Criminal Law

PEOPLE vs. BANDIAN G.R. No. 45186 September 30, 1936 Infanticide, Article 12 Exempting Circumstances

FACTS:

At About 7 in the morning of January 31, 1936, Valentine Aguilar, the apellant’s neighbor, saw the appellant go to the thicket about four or five brazas from her house, apparently to respond to a call of nature because it was there that the people of the place used to go for that purpose. A few minutes later, he then again saw her emerge from the thicket with her clothes stained with blood both in front and back, stagerring and visibly showing signs of not being able to support herself. He ran to her aid and having noted that she was very weak and dizzy, he supported and helped her back to her house and placed her in her bed.

Aguilar asked what had happened to her. The appellant answered that she was very dizzy.  Aguilar called Adriano Comcom who lived nearby to be there and help. He asked Comcom to take bamboo leaves to stop the hemhorrage of the appellant. Comcom had scarcely gone about five brazas when he saw the body of newborn baby near a path adjoining the thicket where the appellant had gone a few moments before. Comcom informed Aguilar of it and the latter told him to bring the body to the appellant’s house. Upon being asked whether the baby was hers or not, the appellant answered in the affirmative.

In the afternoon of the said day, Dr. Emilio Nepomuceno went to the appellant’s house and found her still lying in bed still bleeding. In his opinion, the physician declared that the appellant gave birth in her house, and afterwhich, she threw the child into the thicket to kill it for the purpose of concealing her dishonor from her husband, because the child was not his but with another man with whom she had previously has amorous relations. Nepomuceno testified that the appellant admitted killing her child.

ISSUE:

What was the crime committed by appellant?

RULING:

The evidence certainly does not show that the appellant , in causing her child’s death in one way or another, or in abandoning it in the thicket, did so willfully, consciously, or imprudently. She had no cause to kill or abandon it, to expose it to death, because her affair with a former lover, Kirol took place three years before the incident. The husband of the appellant testified at the trial affirming the belief that the child was his.

Infanticide and abandonment of a minor, to be punishable must be committed willfully and consciously, or at least it must be the result of a voluntary, conscious and free act or omission. Even in cases where said crimes are committed through mere imprudence, the person who commits them, under said circumstances, must be in the full enjoyment of his mental facilities, or must be conscious of his acts, in order that he may be held liable.

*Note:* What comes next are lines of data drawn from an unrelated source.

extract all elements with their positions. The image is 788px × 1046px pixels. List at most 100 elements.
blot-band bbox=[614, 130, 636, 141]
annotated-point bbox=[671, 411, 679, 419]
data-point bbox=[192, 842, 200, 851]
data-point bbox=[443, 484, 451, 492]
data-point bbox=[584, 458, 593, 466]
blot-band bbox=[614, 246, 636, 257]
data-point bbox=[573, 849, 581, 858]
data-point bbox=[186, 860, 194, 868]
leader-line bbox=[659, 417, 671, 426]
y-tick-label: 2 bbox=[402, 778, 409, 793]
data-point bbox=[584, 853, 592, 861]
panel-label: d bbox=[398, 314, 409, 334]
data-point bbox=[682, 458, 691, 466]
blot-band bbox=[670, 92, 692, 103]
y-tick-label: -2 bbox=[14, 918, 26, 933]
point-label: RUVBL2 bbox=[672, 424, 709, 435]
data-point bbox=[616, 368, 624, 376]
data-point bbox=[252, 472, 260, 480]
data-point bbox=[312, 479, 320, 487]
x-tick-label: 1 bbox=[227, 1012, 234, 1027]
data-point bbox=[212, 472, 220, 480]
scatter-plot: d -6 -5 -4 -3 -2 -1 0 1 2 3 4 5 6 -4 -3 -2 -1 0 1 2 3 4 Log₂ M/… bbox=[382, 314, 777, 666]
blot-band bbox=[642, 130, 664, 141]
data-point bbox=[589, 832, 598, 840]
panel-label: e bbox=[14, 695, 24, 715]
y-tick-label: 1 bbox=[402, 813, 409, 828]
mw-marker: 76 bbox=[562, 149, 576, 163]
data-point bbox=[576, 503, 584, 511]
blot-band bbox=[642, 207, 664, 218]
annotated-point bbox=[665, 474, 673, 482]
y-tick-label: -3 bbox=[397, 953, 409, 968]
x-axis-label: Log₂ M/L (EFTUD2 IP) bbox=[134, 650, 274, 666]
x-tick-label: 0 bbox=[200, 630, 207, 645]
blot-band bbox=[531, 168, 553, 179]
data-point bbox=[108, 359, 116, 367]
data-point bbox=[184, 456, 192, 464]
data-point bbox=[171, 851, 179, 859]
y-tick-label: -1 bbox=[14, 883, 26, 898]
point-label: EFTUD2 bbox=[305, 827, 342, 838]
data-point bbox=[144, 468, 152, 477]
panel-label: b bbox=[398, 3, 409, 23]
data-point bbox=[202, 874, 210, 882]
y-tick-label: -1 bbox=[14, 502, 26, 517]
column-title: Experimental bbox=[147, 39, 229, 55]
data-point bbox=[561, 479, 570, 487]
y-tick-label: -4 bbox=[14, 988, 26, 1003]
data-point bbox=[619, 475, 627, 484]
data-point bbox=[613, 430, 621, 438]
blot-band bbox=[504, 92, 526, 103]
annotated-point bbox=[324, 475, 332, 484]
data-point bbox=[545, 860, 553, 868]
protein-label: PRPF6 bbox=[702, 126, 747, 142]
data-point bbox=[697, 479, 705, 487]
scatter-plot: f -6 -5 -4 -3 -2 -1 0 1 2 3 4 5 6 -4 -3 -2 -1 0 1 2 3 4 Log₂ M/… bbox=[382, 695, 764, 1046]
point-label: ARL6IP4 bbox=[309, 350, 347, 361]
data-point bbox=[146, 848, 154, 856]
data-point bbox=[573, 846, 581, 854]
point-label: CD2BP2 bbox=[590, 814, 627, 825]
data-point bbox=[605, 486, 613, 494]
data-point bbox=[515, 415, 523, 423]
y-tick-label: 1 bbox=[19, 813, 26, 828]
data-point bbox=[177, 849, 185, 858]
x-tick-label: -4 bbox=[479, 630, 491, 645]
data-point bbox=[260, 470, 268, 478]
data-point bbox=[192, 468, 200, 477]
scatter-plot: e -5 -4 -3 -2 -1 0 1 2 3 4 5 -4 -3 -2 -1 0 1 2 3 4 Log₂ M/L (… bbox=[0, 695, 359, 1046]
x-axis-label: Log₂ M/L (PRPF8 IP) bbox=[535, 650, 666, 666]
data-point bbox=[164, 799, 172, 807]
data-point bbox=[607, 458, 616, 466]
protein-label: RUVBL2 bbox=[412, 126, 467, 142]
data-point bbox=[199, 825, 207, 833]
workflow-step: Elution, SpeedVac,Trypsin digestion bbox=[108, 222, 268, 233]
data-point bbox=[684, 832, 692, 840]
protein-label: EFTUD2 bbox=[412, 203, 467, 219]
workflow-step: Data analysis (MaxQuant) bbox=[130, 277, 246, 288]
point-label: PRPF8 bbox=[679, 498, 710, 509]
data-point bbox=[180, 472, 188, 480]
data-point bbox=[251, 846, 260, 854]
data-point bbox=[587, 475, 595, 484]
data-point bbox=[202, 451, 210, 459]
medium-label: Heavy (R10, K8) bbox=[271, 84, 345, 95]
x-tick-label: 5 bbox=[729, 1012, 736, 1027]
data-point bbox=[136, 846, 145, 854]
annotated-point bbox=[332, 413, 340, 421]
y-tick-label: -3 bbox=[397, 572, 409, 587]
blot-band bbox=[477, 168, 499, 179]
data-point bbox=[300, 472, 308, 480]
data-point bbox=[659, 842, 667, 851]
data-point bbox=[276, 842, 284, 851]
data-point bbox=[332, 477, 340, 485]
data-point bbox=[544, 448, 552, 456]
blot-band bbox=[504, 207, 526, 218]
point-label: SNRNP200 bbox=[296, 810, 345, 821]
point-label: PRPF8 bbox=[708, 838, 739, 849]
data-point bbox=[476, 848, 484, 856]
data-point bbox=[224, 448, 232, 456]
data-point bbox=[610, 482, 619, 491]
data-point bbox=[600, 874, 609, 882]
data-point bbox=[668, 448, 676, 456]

The law exempts from criminal liability any person who acts under the circumstances in which the appellant acted in this case, by giving birth to a child in the thicket and later abandoning it, not because of imprudence or any other cause than that she was overcome by severe dizziness and extreme debility, with no fault or intention on her part, she should not be blamed therefor because it all happened by mere accident, from liability any person who so acts and behaves under such circumstances (Art. 12, subsection 4, RPC).

Taking into account the foregoing facts and considerations, and granting that the appellant was aware of her involuntary childbirth in the thicket and that she later failed to take her child therefrom, having been so prevented by reason of causes entirely independent of her will, and it appearing that under such circumstances said appellant has the fourth and seventh exempting circumstances in her favor, is hereby acquitted of the crime of which she had bee accused and convicted.